A wicked-smart mother-mentor of mine once remarked how "Everything is a phase."
This has been more than a platitude for us, as we try to be conscious and present about how our life is right this moment with our two children. Things change so quickly. We get it. If we're in a tough phase where things are hard because someone's teething or frustrated or has certain fixations or needs, we remind each other that it will pass. If we're in an easy phase -- made recognizable by comparing to those rough patches, of course -- then we pay attention to the harmony and simplicity that comes with finally sleeping through two night in a row or going without the binky for a spell or happily eating everything on their plate, or something marvelous like that.
We just had a phase change the other day that I want to recognize: We took down the baby gates.
We all now have much more freedom of movement through the house, and there's less clutter in the house. The gates were left open 24/7 lately, and closing them caused more problems than it prevented. Our two-year old is mobile and adept and doesn't want or need to be left in one space without access to the rest of the people (it's not about access to stuff, it's about where her family members are). Sure, it was sometimes convenient to corral her in one room, but it was awful if she was left in that room alone while everyone else had made it to the other side.
The gates have been up in our house for almost 4.5 years, with a brief break in between children. After a few days now, the carpet is recovering from the dents, the children have finally stopped talking about where the gates went, and we parents are starting to realize we don't have to maneuver around something in the dark that isn't really there anymore.
And we are taking note of the phase change with relief and maybe just a little wistfulness.

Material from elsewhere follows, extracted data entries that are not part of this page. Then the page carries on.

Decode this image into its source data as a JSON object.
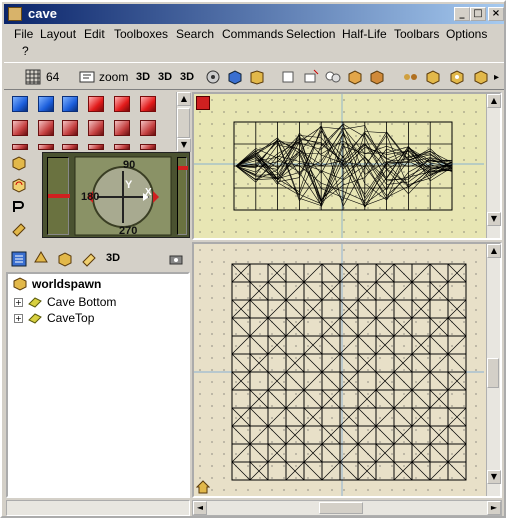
{
  "window": {
    "title": "cave"
  },
  "menu": {
    "items": [
      "File",
      "Layout",
      "Edit",
      "Toolboxes",
      "Search",
      "Commands",
      "Selection",
      "Half-Life",
      "Toolbars",
      "Options"
    ],
    "help": "?"
  },
  "toolbar": {
    "grid_value": "64",
    "zoom_label": "zoom",
    "mode_3d_a": "3D",
    "mode_3d_b": "3D",
    "mode_3d_c": "3D"
  },
  "compass": {
    "n": "90",
    "w": "180",
    "s": "270",
    "axis_y": "Y",
    "axis_x": "X"
  },
  "entity_tabs": {
    "mode_3d": "3D"
  },
  "tree": {
    "root": "worldspawn",
    "children": [
      "Cave Bottom",
      "CaveTop"
    ]
  },
  "colors": {
    "title_start": "#0a246a",
    "title_end": "#a6caf0",
    "view_top_bg": "#e8e6b4",
    "view_bottom_bg": "#e8e0c8",
    "wire": "#000000",
    "axis": "#6aa0d8"
  }
}
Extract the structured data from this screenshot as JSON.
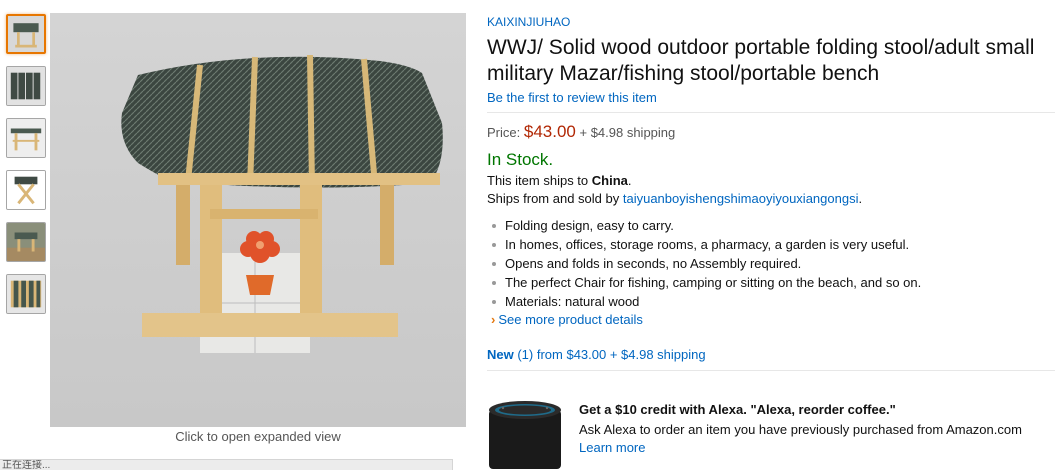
{
  "gallery": {
    "thumbnail_count": 6,
    "selected_thumbnail": 1,
    "expand_caption": "Click to open expanded view"
  },
  "status_bar": {
    "text": "正在连接..."
  },
  "product": {
    "brand": "KAIXINJIUHAO",
    "title": "WWJ/ Solid wood outdoor portable folding stool/adult small military Mazar/fishing stool/portable bench",
    "review_link": "Be the first to review this item",
    "price_label": "Price:",
    "price": "$43.00",
    "shipping": "+ $4.98 shipping",
    "stock": "In Stock.",
    "ships_to_prefix": "This item ships to ",
    "ships_to_country": "China",
    "ships_to_suffix": ".",
    "sold_by_prefix": "Ships from and sold by ",
    "seller": "taiyuanboyishengshimaoyiyouxiangongsi",
    "sold_by_suffix": ".",
    "bullets": [
      "Folding design, easy to carry.",
      "In homes, offices, storage rooms, a pharmacy, a garden is very useful.",
      "Opens and folds in seconds, no Assembly required.",
      "The perfect Chair for fishing, camping or sitting on the beach, and so on.",
      "Materials: natural wood"
    ],
    "more_details": "See more product details",
    "new_label": "New",
    "new_rest": " (1) from $43.00 + $4.98 shipping"
  },
  "alexa_promo": {
    "headline": "Get a $10 credit with Alexa. \"Alexa, reorder coffee.\"",
    "body": "Ask Alexa to order an item you have previously purchased from Amazon.com",
    "learn_more": "Learn more"
  },
  "colors": {
    "link": "#0066c0",
    "price": "#b12704",
    "in_stock": "#007600",
    "thumb_selected_border": "#e77600"
  }
}
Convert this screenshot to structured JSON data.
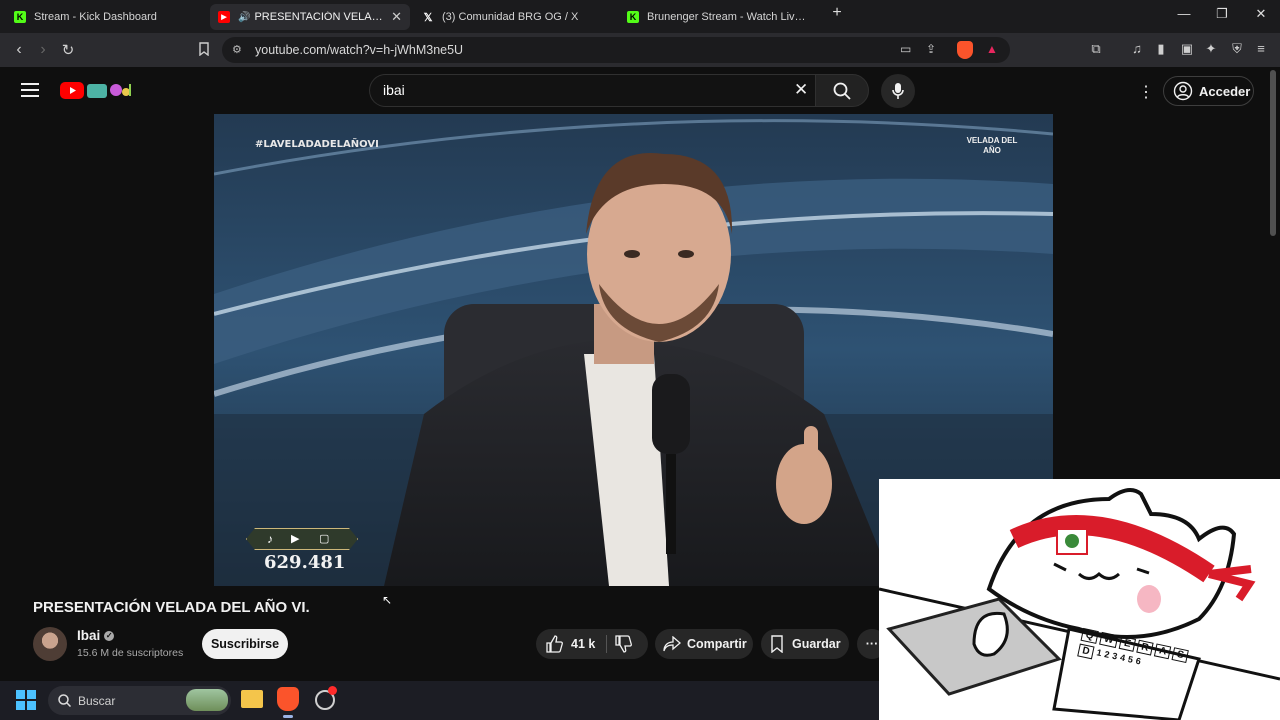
{
  "browser": {
    "tabs": [
      {
        "title": "Stream - Kick Dashboard",
        "icon": "kick-icon"
      },
      {
        "title": "PRESENTACIÓN VELADA DEL",
        "icon": "youtube-icon",
        "active": true
      },
      {
        "title": "(3) Comunidad BRG OG / X",
        "icon": "x-icon"
      },
      {
        "title": "Brunenger Stream - Watch Live on Ki",
        "icon": "kick-icon"
      }
    ],
    "new_tab_symbol": "+",
    "url": "youtube.com/watch?v=h-jWhM3ne5U"
  },
  "youtube": {
    "search_value": "ibai",
    "sign_in_label": "Acceder"
  },
  "video": {
    "hashtag": "#LAVELADADELAÑOVI",
    "logo_text": "VELADA DEL AÑO",
    "banner_text": "VELADA DEL AÑO",
    "viewer_count": "629.481"
  },
  "details": {
    "title": "PRESENTACIÓN VELADA DEL AÑO VI.",
    "channel_name": "Ibai",
    "subscribers": "15.6 M de suscriptores",
    "subscribe_label": "Suscribirse",
    "likes": "41 k",
    "share_label": "Compartir",
    "save_label": "Guardar"
  },
  "taskbar": {
    "search_placeholder": "Buscar"
  },
  "overlay": {
    "keyboard_keys": [
      "Q",
      "W",
      "E",
      "R",
      "A",
      "S",
      "D",
      "1",
      "2",
      "3",
      "4",
      "5",
      "6"
    ]
  },
  "colors": {
    "accent_red": "#ff0000",
    "kick_green": "#53fc18",
    "background": "#0f0f0f"
  }
}
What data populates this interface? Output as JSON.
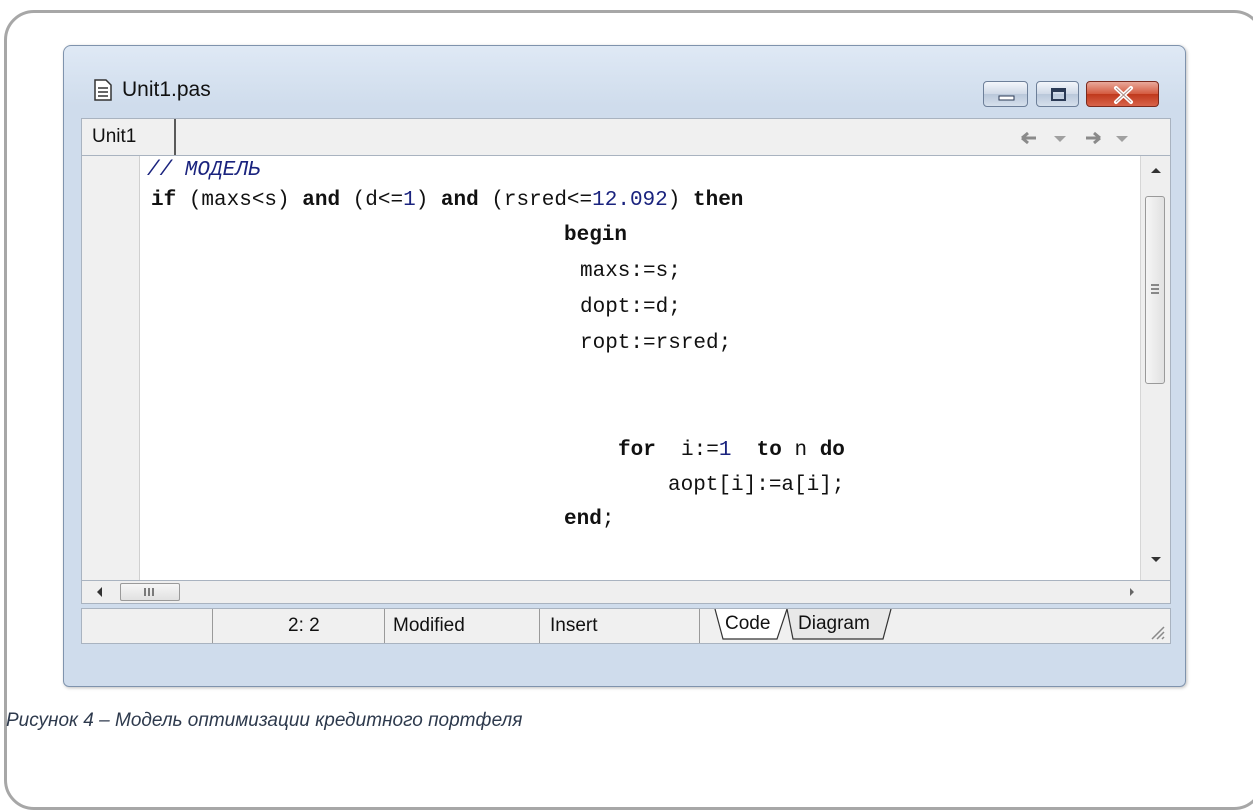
{
  "window": {
    "title": "Unit1.pas"
  },
  "tabs": [
    {
      "label": "Unit1"
    }
  ],
  "editor": {
    "lines": [
      {
        "segments": [
          {
            "t": "// МОДЕЛЬ",
            "c": "cm"
          }
        ]
      },
      {
        "segments": [
          {
            "t": "if",
            "c": "kw"
          },
          {
            "t": " (maxs<s) ",
            "c": ""
          },
          {
            "t": "and",
            "c": "kw"
          },
          {
            "t": " (d<=",
            "c": ""
          },
          {
            "t": "1",
            "c": "num"
          },
          {
            "t": ") ",
            "c": ""
          },
          {
            "t": "and",
            "c": "kw"
          },
          {
            "t": " (rsred<=",
            "c": ""
          },
          {
            "t": "12.092",
            "c": "num"
          },
          {
            "t": ") ",
            "c": ""
          },
          {
            "t": "then",
            "c": "kw"
          }
        ]
      },
      {
        "segments": [
          {
            "t": "begin",
            "c": "kw"
          }
        ]
      },
      {
        "segments": [
          {
            "t": "maxs:=s;",
            "c": ""
          }
        ]
      },
      {
        "segments": [
          {
            "t": "dopt:=d;",
            "c": ""
          }
        ]
      },
      {
        "segments": [
          {
            "t": "ropt:=rsred;",
            "c": ""
          }
        ]
      },
      {
        "segments": [
          {
            "t": "for",
            "c": "kw"
          },
          {
            "t": "  i:=",
            "c": ""
          },
          {
            "t": "1",
            "c": "num"
          },
          {
            "t": "  ",
            "c": ""
          },
          {
            "t": "to",
            "c": "kw"
          },
          {
            "t": " n ",
            "c": ""
          },
          {
            "t": "do",
            "c": "kw"
          }
        ]
      },
      {
        "segments": [
          {
            "t": "aopt[i]:=a[i];",
            "c": ""
          }
        ]
      },
      {
        "segments": [
          {
            "t": "end",
            "c": "kw"
          },
          {
            "t": ";",
            "c": ""
          }
        ]
      }
    ]
  },
  "statusbar": {
    "position": "2:  2",
    "modified": "Modified",
    "mode": "Insert",
    "tab_code": "Code",
    "tab_diagram": "Diagram"
  },
  "caption": "Рисунок 4  – Модель оптимизации кредитного портфеля",
  "icons": {
    "file": "file-icon",
    "minimize": "minimize-icon",
    "maximize": "maximize-icon",
    "close": "close-icon",
    "back": "arrow-left-icon",
    "forward": "arrow-right-icon"
  },
  "colors": {
    "close_button": "#c0391c",
    "keyword": "#111111",
    "number": "#1a237e",
    "comment": "#1a237e"
  }
}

Next up: All those plastic sippy cups -- with valves to be removed before cleaning and reassembled before use -- and diapers. Hooha!
9 years ago
1 comment:
I feel like I can always recognize when a phase bugs the crap out of me (and I complain constantly to friends and family. heh.), but as it slowly slips away, it only occurs to me much later, "Oh yeah, Jack doesn't throw food on the floor anymore or make a mess while he's eating. NO MORE BIB for the big kid!" I often forget to be happy about the things that are good, right now. With two, it's much easier to see the second kid rounding that corner into a good/bad stage and foresee the happpiness or hair pulling that will result. It's kind of refreshing to have perspective, but also, it just creates dread for those not-so-fun phases.